A considerable number of women could be placing themselves at risk of debt in retirement by depending too heavily on their partner's pension, new …
A considerable number of women could be placing themselves at risk of debt in retirement by depending too heavily on their partner’s pension, new research has suggested.
According to Prudential’s latest Retirement Shock study, many females could experience financial independence when their working life comes to an end.
The report discovered more than one-in-four ladies (28 per cent) – who are above the age of 40, have not yet retired and live with a partner or spouse – will rely on an income from their other half as their main source of funds when they are no longer earning themselves.
Moreover, in excess of one-fifth (22 per cent) of respondents said the state pension and other benefits will provide the majority of their cashflow when they are older.
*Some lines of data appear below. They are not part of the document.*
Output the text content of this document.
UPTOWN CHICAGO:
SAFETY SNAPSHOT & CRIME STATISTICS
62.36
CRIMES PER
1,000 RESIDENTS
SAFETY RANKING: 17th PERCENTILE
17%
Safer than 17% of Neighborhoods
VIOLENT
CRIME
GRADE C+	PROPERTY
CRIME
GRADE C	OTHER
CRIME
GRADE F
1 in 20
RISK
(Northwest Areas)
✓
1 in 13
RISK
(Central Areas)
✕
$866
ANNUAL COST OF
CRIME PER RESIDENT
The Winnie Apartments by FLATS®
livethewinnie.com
And although a quarter of women are intending to rely on the pension of their husband, 34 per cent of them admitted they do not know or understand the retirement details of their partner.
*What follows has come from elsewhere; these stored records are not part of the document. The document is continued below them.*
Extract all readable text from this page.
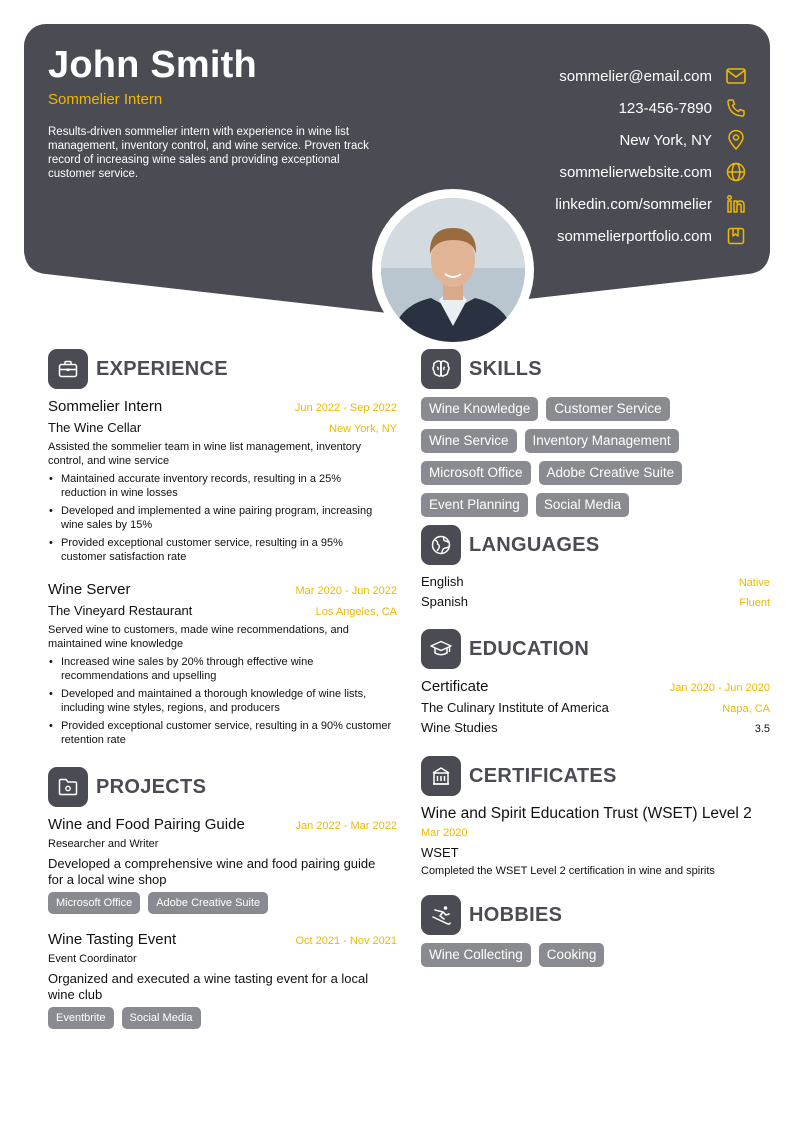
John Smith
Sommelier Intern
Results-driven sommelier intern with experience in wine list management, inventory control, and wine service. Proven track record of increasing wine sales and providing exceptional customer service.
sommelier@email.com
123-456-7890
New York, NY
sommelierwebsite.com
linkedin.com/sommelier
sommelierportfolio.com
EXPERIENCE
Sommelier Intern	Jun 2022 - Sep 2022
The Wine Cellar	New York, NY
Assisted the sommelier team in wine list management, inventory control, and wine service
• Maintained accurate inventory records, resulting in a 25% reduction in wine losses
• Developed and implemented a wine pairing program, increasing wine sales by 15%
• Provided exceptional customer service, resulting in a 95% customer satisfaction rate
Wine Server	Mar 2020 - Jun 2022
The Vineyard Restaurant	Los Angeles, CA
Served wine to customers, made wine recommendations, and maintained wine knowledge
• Increased wine sales by 20% through effective wine recommendations and upselling
• Developed and maintained a thorough knowledge of wine lists, including wine styles, regions, and producers
• Provided exceptional customer service, resulting in a 90% customer retention rate
PROJECTS
Wine and Food Pairing Guide	Jan 2022 - Mar 2022
Researcher and Writer
Developed a comprehensive wine and food pairing guide for a local wine shop
Microsoft Office	Adobe Creative Suite
Wine Tasting Event	Oct 2021 - Nov 2021
Event Coordinator
Organized and executed a wine tasting event for a local wine club
Eventbrite	Social Media
SKILLS
Wine Knowledge	Customer Service
Wine Service	Inventory Management
Microsoft Office	Adobe Creative Suite
Event Planning	Social Media
LANGUAGES
English	Native
Spanish	Fluent
EDUCATION
Certificate	Jan 2020 - Jun 2020
The Culinary Institute of America	Napa, CA
Wine Studies	3.5
CERTIFICATES
Wine and Spirit Education Trust (WSET) Level 2
Mar 2020
WSET
Completed the WSET Level 2 certification in wine and spirits
HOBBIES
Wine Collecting	Cooking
Further research compiled by Prudential found females planning to stop working this year are expecting to receive an average income of £12,200 a year.
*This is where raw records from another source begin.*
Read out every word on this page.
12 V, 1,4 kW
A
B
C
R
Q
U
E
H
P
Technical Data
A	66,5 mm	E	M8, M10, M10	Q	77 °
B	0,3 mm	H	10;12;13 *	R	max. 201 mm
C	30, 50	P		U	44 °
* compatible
Men, on the other hand, hope they will be getting an average of £19,600.
Vince Smith-Hughes, head of pensions development at the organisation, commented: “Relying on someone else’s pension and savings and the meagre amount provided by the state to support you in retirement is an extraordinarily risky strategy.
Recent figures provided by MGM Advantage revealed 4.5 million retirees have had to cut back on their spending as a result.
It showed 601,000 individuals have returned to some form of work to plug the monetary gap.